4.3 Title to the Products shall pass to the Buyer upon full payment of the purchase price, including any interest and/or costs relating thereto, and (to the extent otherwise prohibited by applicable law) full payment for any other Products ordered by the Buyer and/or the payment of any claim relating to or arising out of the

Agreement. Until the ownership of the Products has passed to the Buyer, the Buyer may not modify, transfer or pledge the Products to a third party or grant or transfer any right or title in the Products to a third party, except to the extent that the latter is in the ordinary course of business. The Buyer must ensure that the Products remain identifiable as Products obtained from OneAppliance. The Buyer shall at all times provide OneAppliance (or its representative) with free access to the location where the Buyer has stored the Products. Should the Buyer be

fail to comply with payment obligations towards OneAppliance or give reason to believe that it will not meet its payment obligations in whole or in part, then the Buyer is obliged, at OneAppliance's request, to return to OneAppliance at its own expense those Products of which ownership has not yet been transferred and the Buyer undertakes to cooperate fully with OneAppliance to enable OneAppliance (or its representative) to collect its Products. The risk of loss associated with the Products shall pass to the Buyer upon delivery by OneAppliance in accordance with the applicable INCOTERMS.

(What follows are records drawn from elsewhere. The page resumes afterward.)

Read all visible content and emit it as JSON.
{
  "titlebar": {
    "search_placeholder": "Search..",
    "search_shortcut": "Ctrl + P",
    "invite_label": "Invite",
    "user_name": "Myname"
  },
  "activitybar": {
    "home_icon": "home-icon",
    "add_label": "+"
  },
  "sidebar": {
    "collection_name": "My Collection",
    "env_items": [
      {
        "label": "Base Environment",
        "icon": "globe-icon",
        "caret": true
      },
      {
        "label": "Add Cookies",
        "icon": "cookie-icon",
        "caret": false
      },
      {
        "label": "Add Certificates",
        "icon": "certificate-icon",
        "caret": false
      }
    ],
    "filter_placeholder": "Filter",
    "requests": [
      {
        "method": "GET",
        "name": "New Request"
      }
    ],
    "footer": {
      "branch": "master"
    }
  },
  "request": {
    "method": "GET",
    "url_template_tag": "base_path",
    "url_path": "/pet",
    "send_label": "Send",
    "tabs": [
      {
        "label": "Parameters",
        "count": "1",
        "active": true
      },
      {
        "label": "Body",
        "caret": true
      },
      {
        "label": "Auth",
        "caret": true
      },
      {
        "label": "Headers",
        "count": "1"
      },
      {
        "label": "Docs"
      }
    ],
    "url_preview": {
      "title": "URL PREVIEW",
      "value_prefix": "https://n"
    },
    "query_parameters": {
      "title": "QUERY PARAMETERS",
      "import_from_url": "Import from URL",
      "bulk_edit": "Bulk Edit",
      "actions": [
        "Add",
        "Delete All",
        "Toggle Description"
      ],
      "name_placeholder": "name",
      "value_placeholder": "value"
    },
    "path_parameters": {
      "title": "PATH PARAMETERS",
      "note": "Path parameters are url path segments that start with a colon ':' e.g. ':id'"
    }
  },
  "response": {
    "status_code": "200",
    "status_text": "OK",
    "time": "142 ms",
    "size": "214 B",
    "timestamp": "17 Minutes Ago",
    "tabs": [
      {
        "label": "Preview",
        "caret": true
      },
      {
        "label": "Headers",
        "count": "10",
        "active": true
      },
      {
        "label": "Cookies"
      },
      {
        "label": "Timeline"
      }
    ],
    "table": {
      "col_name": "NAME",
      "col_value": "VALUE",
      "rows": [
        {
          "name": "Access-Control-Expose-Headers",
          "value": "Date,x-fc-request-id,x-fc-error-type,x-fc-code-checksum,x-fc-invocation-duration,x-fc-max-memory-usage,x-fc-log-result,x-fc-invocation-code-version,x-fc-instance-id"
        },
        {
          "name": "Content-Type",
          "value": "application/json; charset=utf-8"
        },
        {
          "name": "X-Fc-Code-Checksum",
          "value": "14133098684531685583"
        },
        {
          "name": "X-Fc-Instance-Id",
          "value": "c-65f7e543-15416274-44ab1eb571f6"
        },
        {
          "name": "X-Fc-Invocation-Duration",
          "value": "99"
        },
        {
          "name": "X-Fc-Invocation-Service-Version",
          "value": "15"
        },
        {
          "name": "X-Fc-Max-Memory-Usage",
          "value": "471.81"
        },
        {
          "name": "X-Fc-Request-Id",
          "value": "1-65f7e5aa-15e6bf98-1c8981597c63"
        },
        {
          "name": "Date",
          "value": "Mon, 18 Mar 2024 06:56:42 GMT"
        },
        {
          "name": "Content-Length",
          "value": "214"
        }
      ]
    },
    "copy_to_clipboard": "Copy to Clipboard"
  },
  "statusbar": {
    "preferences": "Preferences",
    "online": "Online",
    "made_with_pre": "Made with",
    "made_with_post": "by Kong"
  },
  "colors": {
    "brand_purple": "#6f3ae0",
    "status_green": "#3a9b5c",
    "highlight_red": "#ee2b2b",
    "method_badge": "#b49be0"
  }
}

4.4 If the Buyer does not take delivery of the Products ordered, OneAppliance may deliver the Products on consignment at the Buyer's expense.

4.5 If OneAppliance's production is limited for any reason, OneAppliance has the right to distribute the available production and Products among its customer base at its sole discretion and this may lead, depending on the given situation, to fewer Products being sold and delivered to the Buyer than stipulated in the Agreement,   without OneAppliance being responsible or liable to the Buyer for any resulting damage. 

5.          FORCE MAJEURE

OneAppliance shall not be liable for any default or delay in the performance of an Agreement if (i) the default or delay is due to interruptions in the production process of the Products, or (ii) the default or delay is due to Force Majeure as defined in the following and/or in the law or jurisprudence.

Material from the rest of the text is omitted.